Читаем Хребты Безумия полностью

Мне врезались в память все подробности этого четырех с половиной часового перелета, ведь это были судьбоносные часы моей жизни. В возрасте пятидесяти четырех лет я разом утратил душевное спокойствие и уравновешенность, свойственные нормальному человеку, привыкшему, что мироздание подчиняется определенным законам. С этого времени всей нашей десятке — но прежде всего студенту Данфорду и мне — предстояла встреча с миром чудовищных пропорций и затаившихся ужасов, миром, который никогда не изгладится из сознания, но который мы хотели бы сохранить в тайне от человечества. Газеты печатали бюллетени с борта самолета; в них рассказывалось, как проходил наш беспосадочный перелет, как дважды нам пришлось сражаться с коварным штормовым ветром в высоких слоях атмосферы, как мы увидели следы буровзрывных работ, проводившихся Лейком три дня назад на полпути к горам, и о загадочных цилиндрических образованиях из снежной пыли, гонимых ветром по бесконечным просторам мерзлого плоскогорья, — о них также писали Амундсен и Берд. Но с определенного момента мы не смогли уже описывать наши ощущения понятными для прессы словами, а позднее нам пришлось наложить на себя самые настоящие цензурные ограничения, причем строжайшие.

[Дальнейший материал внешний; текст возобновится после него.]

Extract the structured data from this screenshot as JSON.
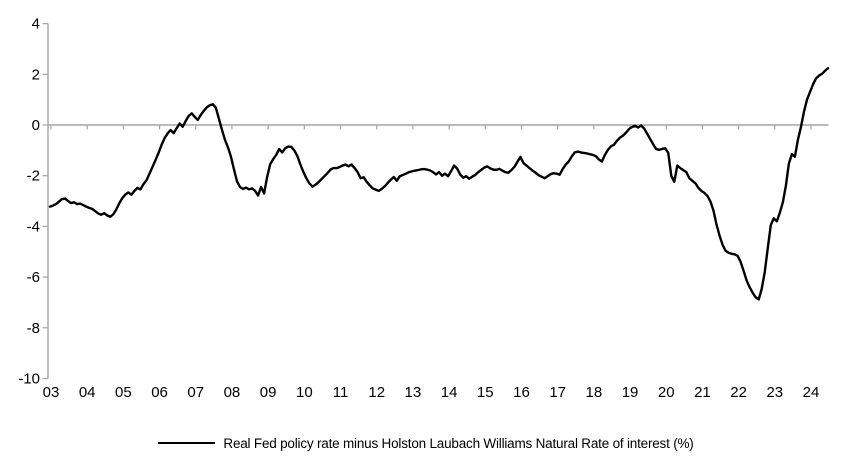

Когда на горизонте возник зубчатый силуэт овеянных магией пиков, первым его заметил моряк Ларсен; на его крики все бросились к окнам. Мы двигались с большой скоростью, однако силуэт вырастал совсем незаметно, из чего можно было заключить, что горы находятся в огромном отдалении и видны только потому, что необычайно высоки. Но мало-помалу они грозно поднимались на западном небосклоне, и мы смогли разглядеть в отдельности их голые черные вершины и испытать удивительное ощущение нереальности при виде этой картины: залитые розоватым антарктическим светом горы на фоне переливающихся всеми цветами радуги облаков снежной пыли. Во всем этом постоянно и упорно чудилась некая ошеломляющая тайна, обещание будущих открытий, словно между кошмарных нагих шпилей открывались зловещие врата в заповедное царство снов, где мрачные бездны таили в себе отдаленные времена, пространства, иные измерения. Было трудно отделаться от чувства, что встретился с некой злой силой — хребтами безумия, дальние склоны которых обрываются в проклятую бездну, край земли. Бурливый, слабо светящийся фон из облаков казался чуждым земным пространствам, тая в себе невыразимый словами намек на некую расплывчатую, бесплотную потусторонность и жуткое напоминание о полном одиночестве, пустоте и обособленности, о вековом мертвом сне этого нехоженого и непознанного южного мира.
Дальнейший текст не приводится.